|Support type:||Scholarships in Brazil - Post-Doctorate|
|Effective date (Start):||February 01, 2018|
|Effective date (End):||November 30, 2019|
|Field of knowledge:||Physical Sciences and Mathematics - Chemistry - Physical-Chemistry|
|Principal researcher:||Munir Salomao Skaf|
|Home Institution:||Instituto de Química (IQ). Universidade Estadual de Campinas (UNICAMP). Campinas , SP, Brazil|
|Associated research grant:||13/08293-7 - CCES - Center for Computational Engineering and Sciences, AP.CEPID|
Metal organic frameworks (MOFs), carbon nanostructured materials and other porous materials play key scientific and technological roles in strategic areas such as renewable and sustainable energy production, green chemistry, and related fields. MOFs and other complex nanostructured materials are pivotal matrices for carbon capture and sequestration, post-combustion gas separation processes, hydrogen storage, and catalysis (e.g., synthesis of heavier organic compounds starting from CH4 and/or CO2). The adsorption of light gases by high-surface-area materials is a fundamental phenomenon underlying the above-mentioned technologically promising features of these materials.
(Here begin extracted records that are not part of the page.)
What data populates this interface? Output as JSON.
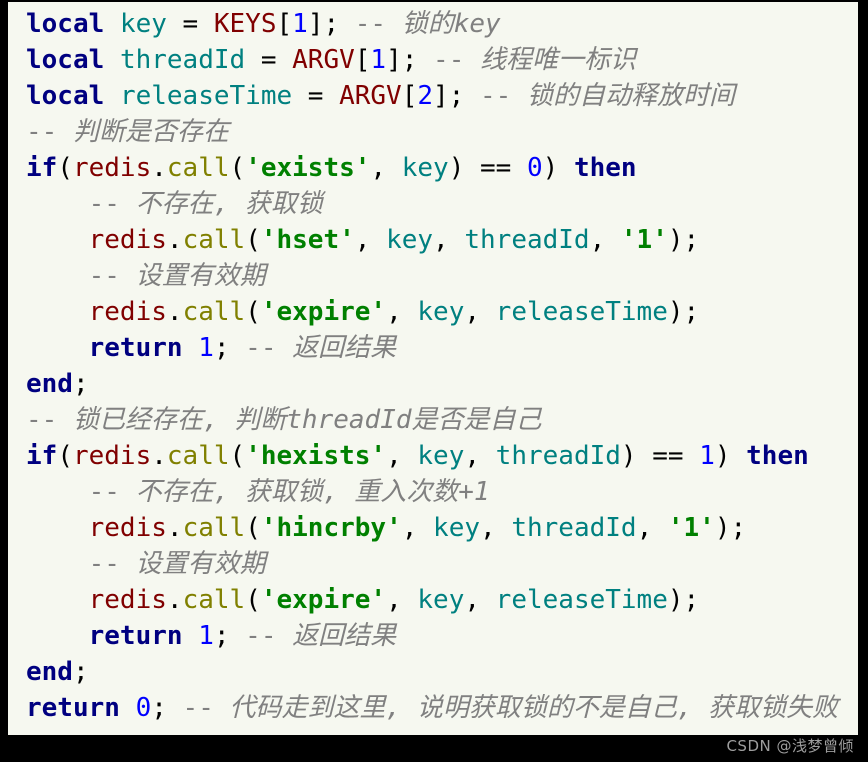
{
  "window": {
    "kind": "code-screenshot",
    "language": "lua",
    "background_color": "#000000",
    "code_background_color": "#f6f8f0"
  },
  "theme": {
    "keyword_color": "#000080",
    "variable_color": "#008080",
    "global_color": "#800000",
    "method_color": "#808000",
    "string_color": "#008000",
    "number_color": "#0000ff",
    "comment_color": "#808080",
    "punctuation_color": "#000000"
  },
  "watermark": {
    "text": "CSDN @浅梦曾倾"
  },
  "code": {
    "plain_text": "local key = KEYS[1]; -- 锁的key\nlocal threadId = ARGV[1]; -- 线程唯一标识\nlocal releaseTime = ARGV[2]; -- 锁的自动释放时间\n-- 判断是否存在\nif(redis.call('exists', key) == 0) then\n    -- 不存在, 获取锁\n    redis.call('hset', key, threadId, '1');\n    -- 设置有效期\n    redis.call('expire', key, releaseTime);\n    return 1; -- 返回结果\nend;\n-- 锁已经存在, 判断threadId是否是自己\nif(redis.call('hexists', key, threadId) == 1) then\n    -- 不存在, 获取锁, 重入次数+1\n    redis.call('hincrby', key, threadId, '1');\n    -- 设置有效期\n    redis.call('expire', key, releaseTime);\n    return 1; -- 返回结果\nend;\nreturn 0; -- 代码走到这里, 说明获取锁的不是自己, 获取锁失败",
    "lines": [
      {
        "index": 1,
        "text": "local key = KEYS[1]; -- 锁的key",
        "tokens": [
          {
            "t": "local",
            "c": "kw"
          },
          {
            "t": " ",
            "c": "punc"
          },
          {
            "t": "key",
            "c": "var"
          },
          {
            "t": " = ",
            "c": "op"
          },
          {
            "t": "KEYS",
            "c": "global"
          },
          {
            "t": "[",
            "c": "punc"
          },
          {
            "t": "1",
            "c": "num"
          },
          {
            "t": "]; ",
            "c": "punc"
          },
          {
            "t": "-- ",
            "c": "comment-dash"
          },
          {
            "t": "锁的key",
            "c": "comment"
          }
        ]
      },
      {
        "index": 2,
        "text": "local threadId = ARGV[1]; -- 线程唯一标识",
        "tokens": [
          {
            "t": "local",
            "c": "kw"
          },
          {
            "t": " ",
            "c": "punc"
          },
          {
            "t": "threadId",
            "c": "var"
          },
          {
            "t": " = ",
            "c": "op"
          },
          {
            "t": "ARGV",
            "c": "global"
          },
          {
            "t": "[",
            "c": "punc"
          },
          {
            "t": "1",
            "c": "num"
          },
          {
            "t": "]; ",
            "c": "punc"
          },
          {
            "t": "-- ",
            "c": "comment-dash"
          },
          {
            "t": "线程唯一标识",
            "c": "comment"
          }
        ]
      },
      {
        "index": 3,
        "text": "local releaseTime = ARGV[2]; -- 锁的自动释放时间",
        "tokens": [
          {
            "t": "local",
            "c": "kw"
          },
          {
            "t": " ",
            "c": "punc"
          },
          {
            "t": "releaseTime",
            "c": "var"
          },
          {
            "t": " = ",
            "c": "op"
          },
          {
            "t": "ARGV",
            "c": "global"
          },
          {
            "t": "[",
            "c": "punc"
          },
          {
            "t": "2",
            "c": "num"
          },
          {
            "t": "]; ",
            "c": "punc"
          },
          {
            "t": "-- ",
            "c": "comment-dash"
          },
          {
            "t": "锁的自动释放时间",
            "c": "comment"
          }
        ]
      },
      {
        "index": 4,
        "text": "-- 判断是否存在",
        "tokens": [
          {
            "t": "-- ",
            "c": "comment-dash"
          },
          {
            "t": "判断是否存在",
            "c": "comment"
          }
        ]
      },
      {
        "index": 5,
        "text": "if(redis.call('exists', key) == 0) then",
        "tokens": [
          {
            "t": "if",
            "c": "kw"
          },
          {
            "t": "(",
            "c": "punc"
          },
          {
            "t": "redis",
            "c": "obj"
          },
          {
            "t": ".",
            "c": "punc"
          },
          {
            "t": "call",
            "c": "method"
          },
          {
            "t": "(",
            "c": "punc"
          },
          {
            "t": "'exists'",
            "c": "str"
          },
          {
            "t": ", ",
            "c": "punc"
          },
          {
            "t": "key",
            "c": "var"
          },
          {
            "t": ")",
            "c": "punc"
          },
          {
            "t": " == ",
            "c": "op"
          },
          {
            "t": "0",
            "c": "num"
          },
          {
            "t": ") ",
            "c": "punc"
          },
          {
            "t": "then",
            "c": "kw"
          }
        ]
      },
      {
        "index": 6,
        "text": "    -- 不存在, 获取锁",
        "tokens": [
          {
            "t": "    ",
            "c": "punc"
          },
          {
            "t": "-- ",
            "c": "comment-dash"
          },
          {
            "t": "不存在, 获取锁",
            "c": "comment"
          }
        ]
      },
      {
        "index": 7,
        "text": "    redis.call('hset', key, threadId, '1');",
        "tokens": [
          {
            "t": "    ",
            "c": "punc"
          },
          {
            "t": "redis",
            "c": "obj"
          },
          {
            "t": ".",
            "c": "punc"
          },
          {
            "t": "call",
            "c": "method"
          },
          {
            "t": "(",
            "c": "punc"
          },
          {
            "t": "'hset'",
            "c": "str"
          },
          {
            "t": ", ",
            "c": "punc"
          },
          {
            "t": "key",
            "c": "var"
          },
          {
            "t": ", ",
            "c": "punc"
          },
          {
            "t": "threadId",
            "c": "var"
          },
          {
            "t": ", ",
            "c": "punc"
          },
          {
            "t": "'1'",
            "c": "str"
          },
          {
            "t": ");",
            "c": "punc"
          }
        ]
      },
      {
        "index": 8,
        "text": "    -- 设置有效期",
        "tokens": [
          {
            "t": "    ",
            "c": "punc"
          },
          {
            "t": "-- ",
            "c": "comment-dash"
          },
          {
            "t": "设置有效期",
            "c": "comment"
          }
        ]
      },
      {
        "index": 9,
        "text": "    redis.call('expire', key, releaseTime);",
        "tokens": [
          {
            "t": "    ",
            "c": "punc"
          },
          {
            "t": "redis",
            "c": "obj"
          },
          {
            "t": ".",
            "c": "punc"
          },
          {
            "t": "call",
            "c": "method"
          },
          {
            "t": "(",
            "c": "punc"
          },
          {
            "t": "'expire'",
            "c": "str"
          },
          {
            "t": ", ",
            "c": "punc"
          },
          {
            "t": "key",
            "c": "var"
          },
          {
            "t": ", ",
            "c": "punc"
          },
          {
            "t": "releaseTime",
            "c": "var"
          },
          {
            "t": ");",
            "c": "punc"
          }
        ]
      },
      {
        "index": 10,
        "text": "    return 1; -- 返回结果",
        "tokens": [
          {
            "t": "    ",
            "c": "punc"
          },
          {
            "t": "return",
            "c": "kw"
          },
          {
            "t": " ",
            "c": "punc"
          },
          {
            "t": "1",
            "c": "num"
          },
          {
            "t": "; ",
            "c": "punc"
          },
          {
            "t": "-- ",
            "c": "comment-dash"
          },
          {
            "t": "返回结果",
            "c": "comment"
          }
        ]
      },
      {
        "index": 11,
        "text": "end;",
        "tokens": [
          {
            "t": "end",
            "c": "kw"
          },
          {
            "t": ";",
            "c": "punc"
          }
        ]
      },
      {
        "index": 12,
        "text": "-- 锁已经存在, 判断threadId是否是自己",
        "tokens": [
          {
            "t": "-- ",
            "c": "comment-dash"
          },
          {
            "t": "锁已经存在, 判断threadId是否是自己",
            "c": "comment"
          }
        ]
      },
      {
        "index": 13,
        "text": "if(redis.call('hexists', key, threadId) == 1) then",
        "tokens": [
          {
            "t": "if",
            "c": "kw"
          },
          {
            "t": "(",
            "c": "punc"
          },
          {
            "t": "redis",
            "c": "obj"
          },
          {
            "t": ".",
            "c": "punc"
          },
          {
            "t": "call",
            "c": "method"
          },
          {
            "t": "(",
            "c": "punc"
          },
          {
            "t": "'hexists'",
            "c": "str"
          },
          {
            "t": ", ",
            "c": "punc"
          },
          {
            "t": "key",
            "c": "var"
          },
          {
            "t": ", ",
            "c": "punc"
          },
          {
            "t": "threadId",
            "c": "var"
          },
          {
            "t": ")",
            "c": "punc"
          },
          {
            "t": " == ",
            "c": "op"
          },
          {
            "t": "1",
            "c": "num"
          },
          {
            "t": ") ",
            "c": "punc"
          },
          {
            "t": "then",
            "c": "kw"
          }
        ]
      },
      {
        "index": 14,
        "text": "    -- 不存在, 获取锁, 重入次数+1",
        "tokens": [
          {
            "t": "    ",
            "c": "punc"
          },
          {
            "t": "-- ",
            "c": "comment-dash"
          },
          {
            "t": "不存在, 获取锁, 重入次数+1",
            "c": "comment"
          }
        ]
      },
      {
        "index": 15,
        "text": "    redis.call('hincrby', key, threadId, '1');",
        "tokens": [
          {
            "t": "    ",
            "c": "punc"
          },
          {
            "t": "redis",
            "c": "obj"
          },
          {
            "t": ".",
            "c": "punc"
          },
          {
            "t": "call",
            "c": "method"
          },
          {
            "t": "(",
            "c": "punc"
          },
          {
            "t": "'hincrby'",
            "c": "str"
          },
          {
            "t": ", ",
            "c": "punc"
          },
          {
            "t": "key",
            "c": "var"
          },
          {
            "t": ", ",
            "c": "punc"
          },
          {
            "t": "threadId",
            "c": "var"
          },
          {
            "t": ", ",
            "c": "punc"
          },
          {
            "t": "'1'",
            "c": "str"
          },
          {
            "t": ");",
            "c": "punc"
          }
        ]
      },
      {
        "index": 16,
        "text": "    -- 设置有效期",
        "tokens": [
          {
            "t": "    ",
            "c": "punc"
          },
          {
            "t": "-- ",
            "c": "comment-dash"
          },
          {
            "t": "设置有效期",
            "c": "comment"
          }
        ]
      },
      {
        "index": 17,
        "text": "    redis.call('expire', key, releaseTime);",
        "tokens": [
          {
            "t": "    ",
            "c": "punc"
          },
          {
            "t": "redis",
            "c": "obj"
          },
          {
            "t": ".",
            "c": "punc"
          },
          {
            "t": "call",
            "c": "method"
          },
          {
            "t": "(",
            "c": "punc"
          },
          {
            "t": "'expire'",
            "c": "str"
          },
          {
            "t": ", ",
            "c": "punc"
          },
          {
            "t": "key",
            "c": "var"
          },
          {
            "t": ", ",
            "c": "punc"
          },
          {
            "t": "releaseTime",
            "c": "var"
          },
          {
            "t": ");",
            "c": "punc"
          }
        ]
      },
      {
        "index": 18,
        "text": "    return 1; -- 返回结果",
        "tokens": [
          {
            "t": "    ",
            "c": "punc"
          },
          {
            "t": "return",
            "c": "kw"
          },
          {
            "t": " ",
            "c": "punc"
          },
          {
            "t": "1",
            "c": "num"
          },
          {
            "t": "; ",
            "c": "punc"
          },
          {
            "t": "-- ",
            "c": "comment-dash"
          },
          {
            "t": "返回结果",
            "c": "comment"
          }
        ]
      },
      {
        "index": 19,
        "text": "end;",
        "tokens": [
          {
            "t": "end",
            "c": "kw"
          },
          {
            "t": ";",
            "c": "punc"
          }
        ]
      },
      {
        "index": 20,
        "text": "return 0; -- 代码走到这里, 说明获取锁的不是自己, 获取锁失败",
        "tokens": [
          {
            "t": "return",
            "c": "kw"
          },
          {
            "t": " ",
            "c": "punc"
          },
          {
            "t": "0",
            "c": "num"
          },
          {
            "t": "; ",
            "c": "punc"
          },
          {
            "t": "-- ",
            "c": "comment-dash"
          },
          {
            "t": "代码走到这里, 说明获取锁的不是自己, 获取锁失败",
            "c": "comment"
          }
        ]
      }
    ]
  }
}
In this project, we propose to investigate the free energy density landscape for the adsorption of light gases (e.g., CO2, CH4, H2, O2) on complex nanostructured porous materials (MOFs, carbon nanostructures and others) using advanced computational methods suitable to large-scale molecular problems. We propose to use a molecular theory of solvation known as 3-dimensional reference interaction site model (3D-RISM), combined with other molecular simulation techniques, to create detailed maps of the local binding affinity (adsorption free energy landscape) for different gases of interest around the atomic sites of the nanostructured material (host) under different thermodynamic conditions of temperature and pressure. Previous studies in this area have been carried out in our group, in collaboration with Tom Woo's group at Ottawa University (Canada), using conventional modeling techniques such as Grand Canonical Monte Carlo simulations with carbon nanostructures as hosts (FAPESP/CEPID 2013/08293-7 and FAPESP/CALDO 2013/20381-10). Here, we intend to greatly extend the range of porous materials to include MOFs, to investigate different types of gases (especially greenhouse gases) and, most importantly, to adopt an entirely new approach to the gas-host adsorption problem based on the 3D-RISM method.